Johann Rial was waiting for her when she finally reached the house, and once again, his surprise arrival made her expect the worse. Johann had no guile, and she had only to look into his eyes to know if the news he brought was bad, but she was walking into the afternoon sun and she could barely see him.
“Have you found him, Johann?” she asked, immediately asking the question that haunted her night and day to keep from prolonging her anxiety.
“Not Frederich, no,” he said. “But I have found Eli.”
She stepped up on the porch, but she made no comment.

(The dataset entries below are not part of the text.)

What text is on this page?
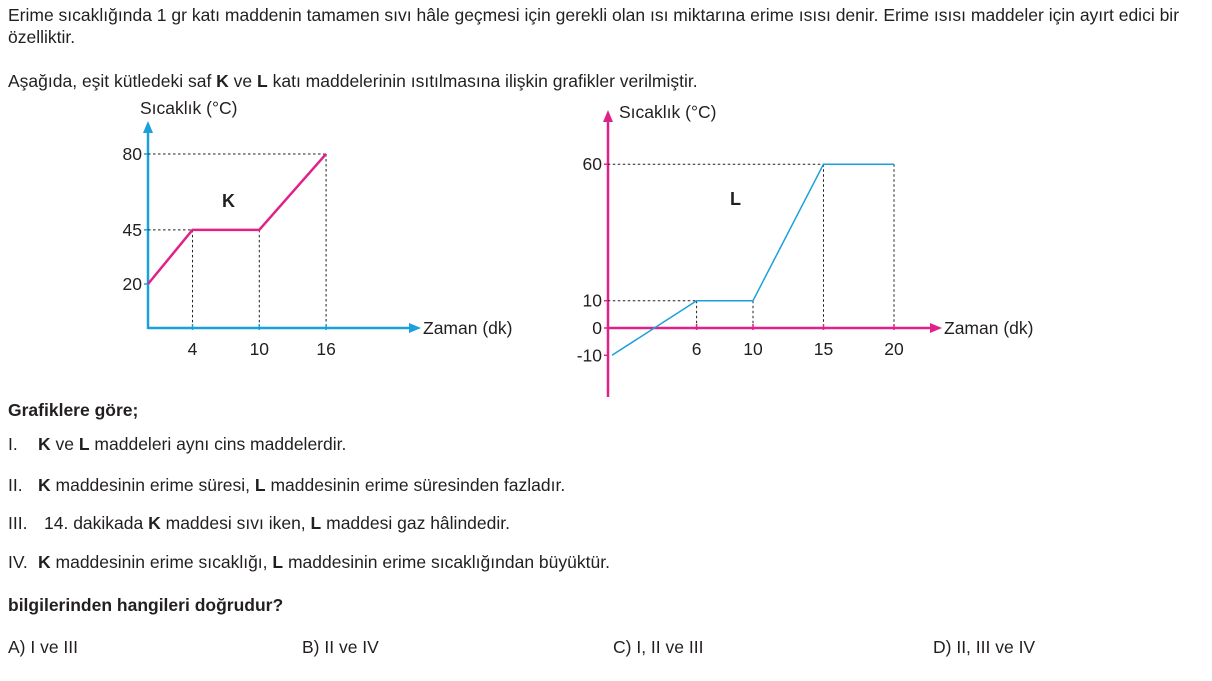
Erime sıcaklığında 1 gr katı maddenin tamamen sıvı hâle geçmesi için gerekli olan ısı miktarına erime ısısı denir. Erime ısısı maddeler için ayırt edici bir özelliktir.
Aşağıda, eşit kütledeki saf K ve L katı maddelerinin ısıtılmasına ilişkin grafikler verilmiştir.
Sıcaklık (°C)
Zaman (dk)
20
45
80
4	10	16
K
Sıcaklık (°C)
Zaman (dk)
60
10
0
-10	6 10	15	20
L
Grafiklere göre;
I. K ve L maddeleri aynı cins maddelerdir.
II. K maddesinin erime süresi, L maddesinin erime süresinden fazladır.
III. 14. dakikada K maddesi sıvı iken, L maddesi gaz hâlindedir.
IV. K maddesinin erime sıcaklığı, L maddesinin erime sıcaklığından büyüktür.
bilgilerinden hangileri doğrudur?
A) I ve III	B) II ve IV	C) I, II ve III	D) II, III ve IV
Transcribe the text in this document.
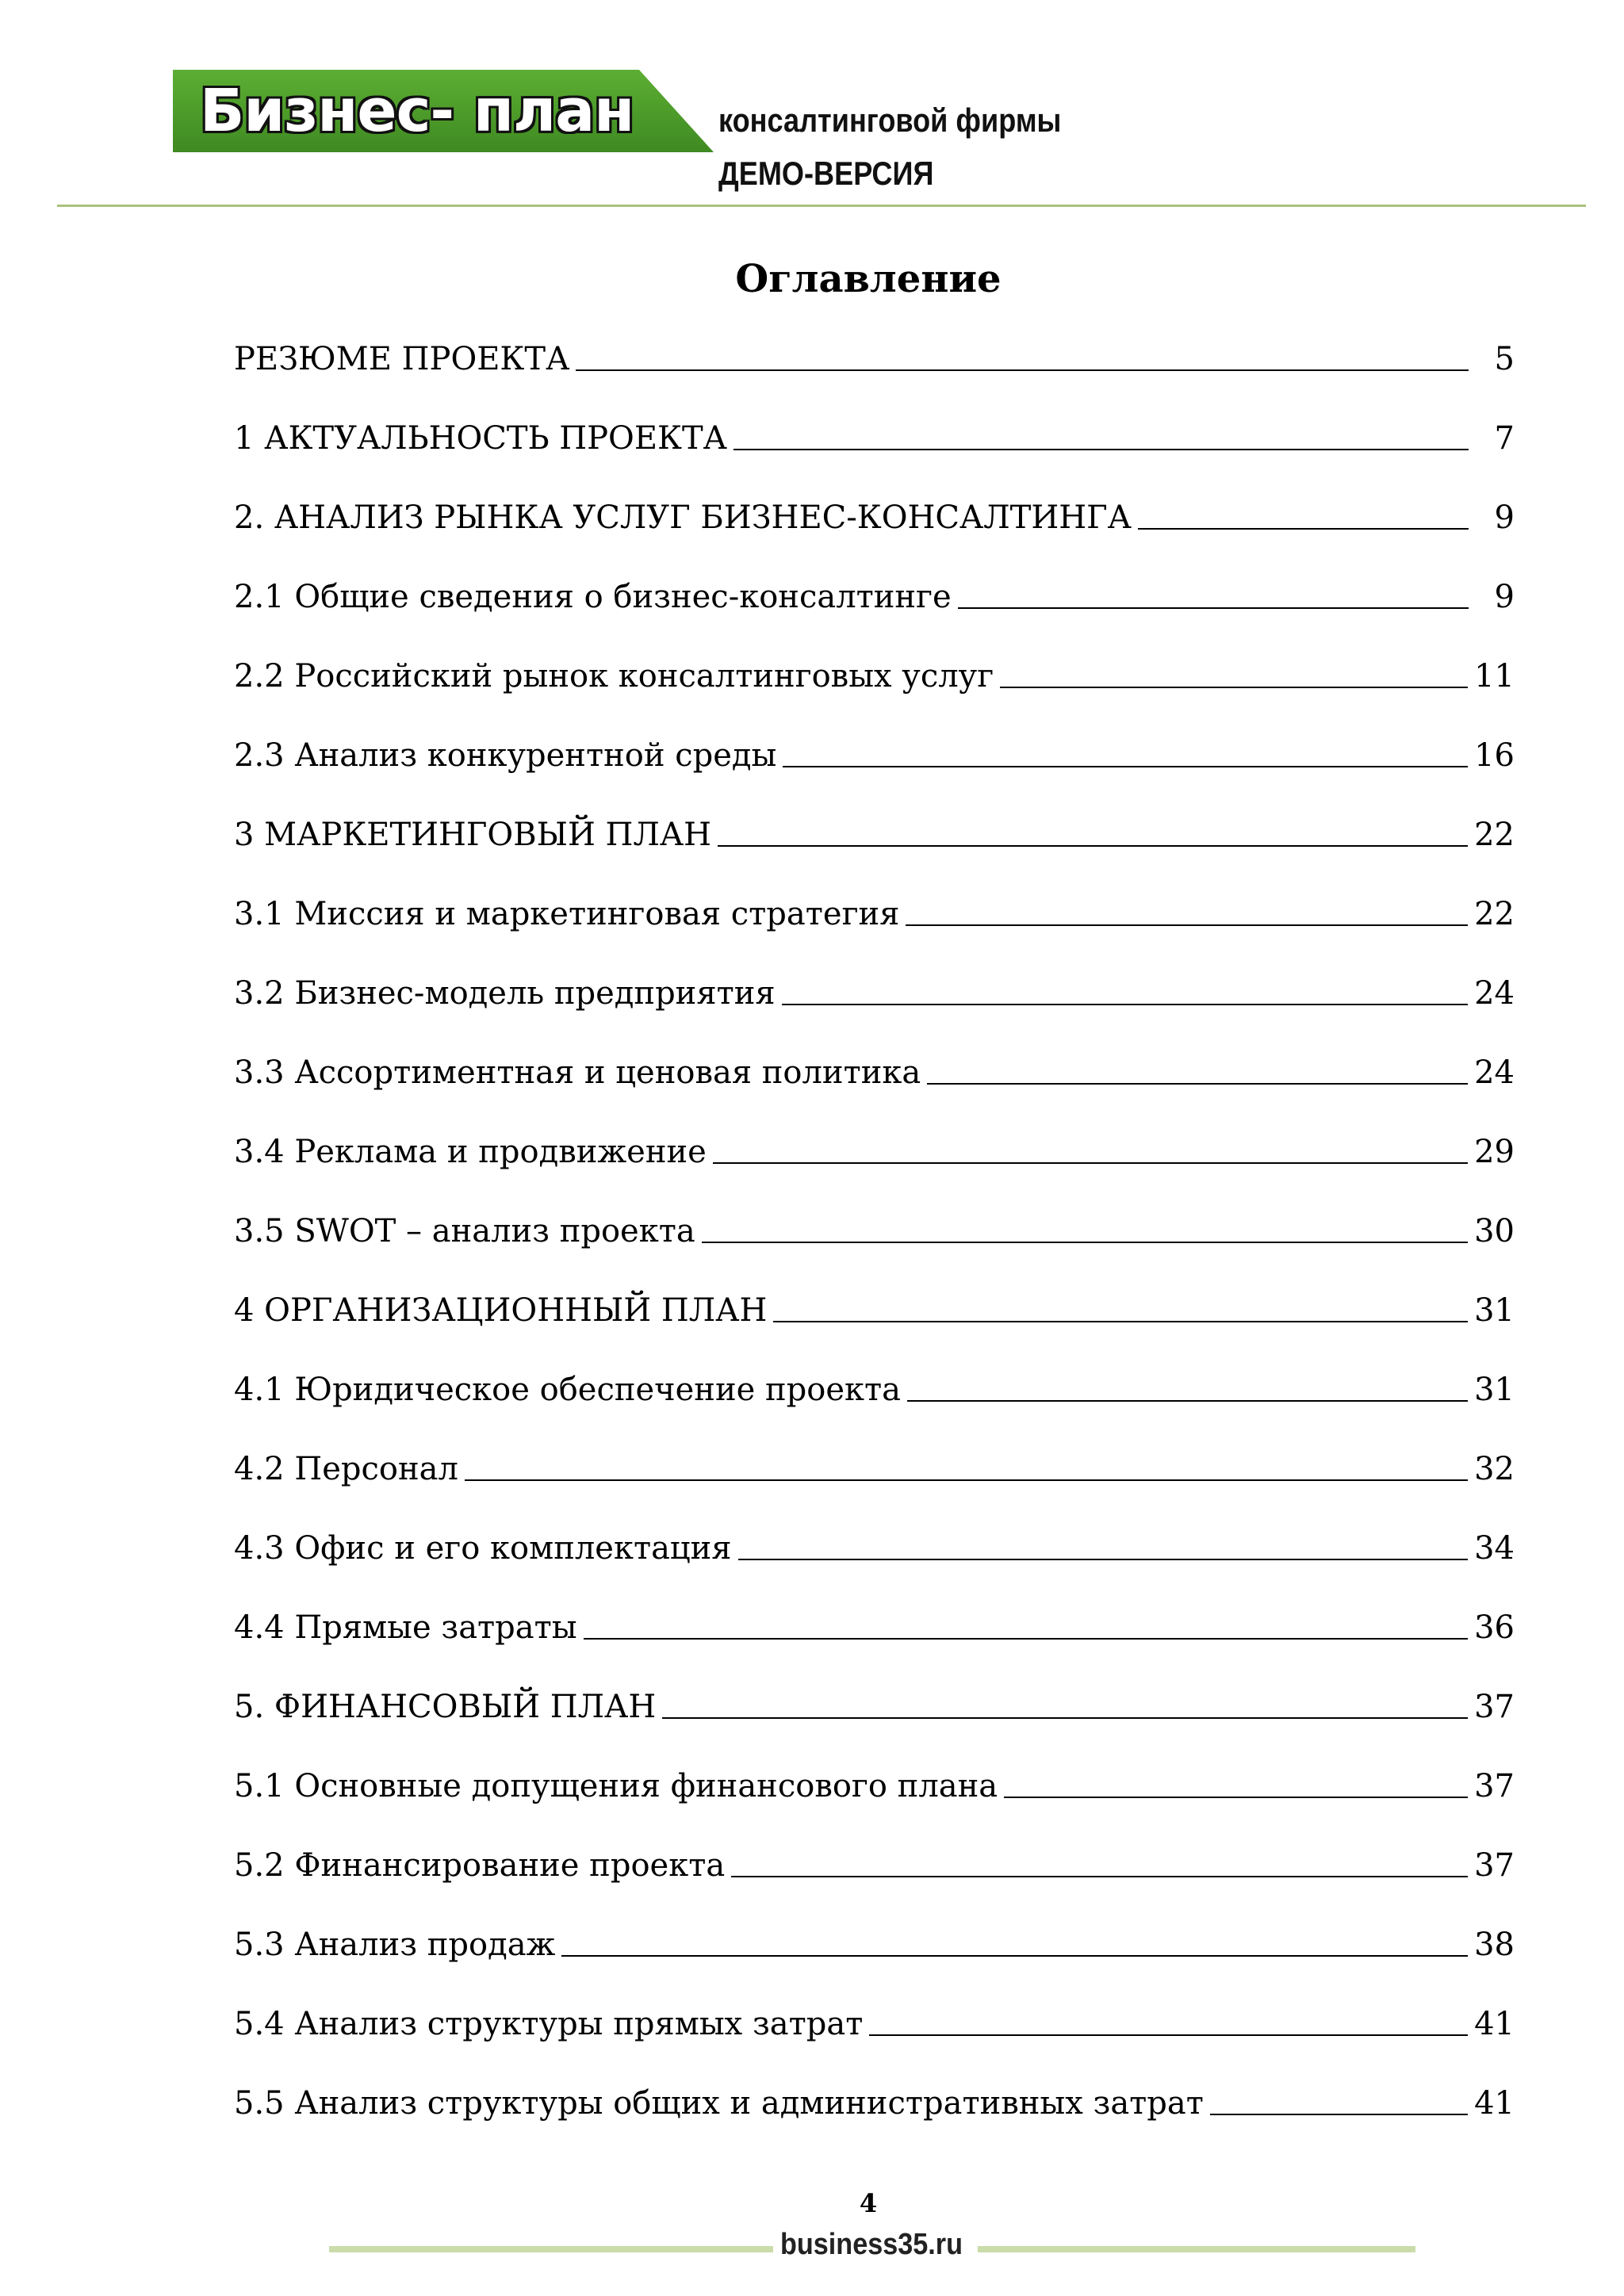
Бизнес- план	консалтинговой фирмы
ДЕМО-ВЕРСИЯ
Оглавление
РЕЗЮМЕ ПРОЕКТА	5
1 АКТУАЛЬНОСТЬ ПРОЕКТА	7
2. АНАЛИЗ РЫНКА УСЛУГ БИЗНЕС-КОНСАЛТИНГА	9
2.1 Общие сведения о бизнес-консалтинге	9
2.2 Российский рынок консалтинговых услуг	11
2.3 Анализ конкурентной среды	16
3 МАРКЕТИНГОВЫЙ ПЛАН	22
3.1 Миссия и маркетинговая стратегия	22
3.2 Бизнес-модель предприятия	24
3.3 Ассортиментная и ценовая политика	24
3.4 Реклама и продвижение	29
3.5 SWOT – анализ проекта	30
4 ОРГАНИЗАЦИОННЫЙ ПЛАН	31
4.1 Юридическое обеспечение проекта	31
4.2 Персонал	32
4.3 Офис и его комплектация	34
4.4 Прямые затраты	36
5. ФИНАНСОВЫЙ ПЛАН	37
5.1 Основные допущения финансового плана	37
5.2 Финансирование проекта	37
5.3 Анализ продаж	38
5.4 Анализ структуры прямых затрат	41
5.5 Анализ структуры общих и административных затрат	41
4
business35.ru
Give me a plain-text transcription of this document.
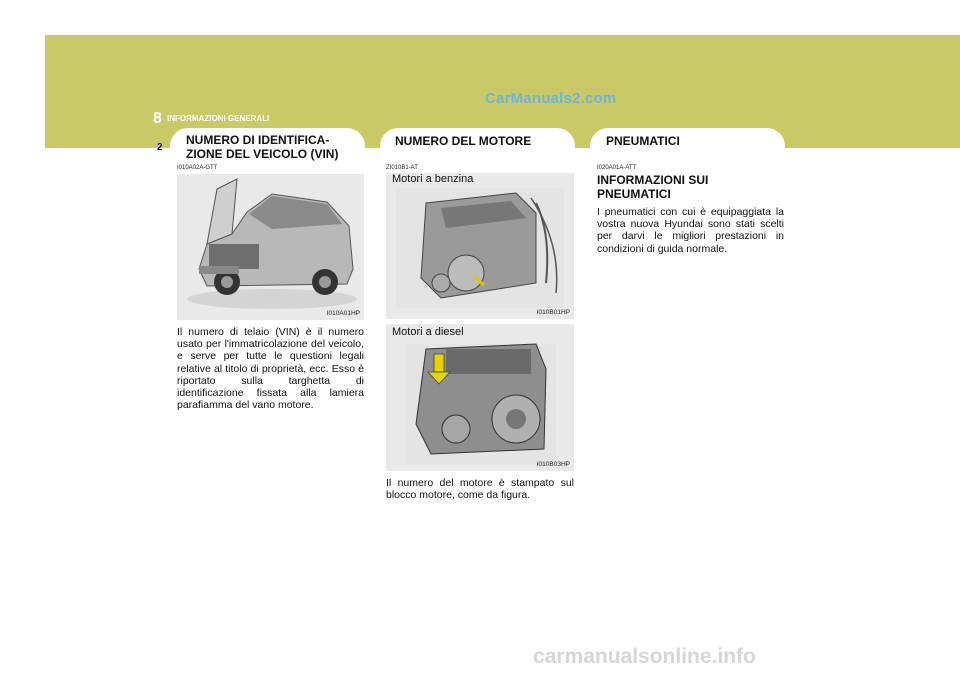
CarManuals2.com
8 INFORMAZIONI GENERALI
2
NUMERO DI IDENTIFICA-
ZIONE DEL VEICOLO (VIN)
I010A02A-GTT
I010A01HP
Il numero di telaio (VIN) è il numero usato per l'immatricolazione del veicolo, e serve per tutte le questioni legali relative al titolo di proprietà, ecc. Esso è riportato sulla targhetta di identificazione fissata alla lamiera parafiamma del vano motore.
NUMERO DEL MOTORE
ZI010B1-AT
Motori a benzina
I010B01HP
Motori a diesel
I010B03HP
Il numero del motore è stampato sul blocco motore, come da figura.
PNEUMATICI
I020A01A-ATT
INFORMAZIONI SUI
PNEUMATICI
I pneumatici con cui è equipaggiata la vostra nuova Hyundai sono stati scelti per darvi le migliori prestazioni in condizioni di guida normale.
carmanualsonline.info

“I have been sent word that he’s with his—and Frederich’s—Pennsylvania relatives.”
“Word from whom?”
“From a German clergyman in the area.”
“I see,” she said.
“Eli wants to come back here, Caroline,” Johann added quietly, and she looked at him in alarm.
“I have answered that that would be most unwise—because of the conscription—as a landowner he’s bound to be taken. And because of the position he has put you in.”
She gave a quiet sigh and looked out across the fields toward the Graeber place.
“You have nothing to say about this, Caroline,” he said after a time.
“Beata could use his help,” she said, still looking away.
“She wouldn’t have his help for long—just until the next conscription detail—if indeed she’d allow him to return. He is a sinner in Beata’s eyes.”
“A sinner who owns half the land,” Caroline said simply.
“Yes,” Johann agreed. “There is that.”
“Now that you know where he is, I want you to send his money back to him.”
“You may have need of it.”
“I don’t want to ever have to use Eli Graeber’s money. And I won’t—if it’s not here.”
“I was thinking that you might need it for Frederich. If it turns out that he is in prison—here—or elsewhere. You may need a bribe to see him.”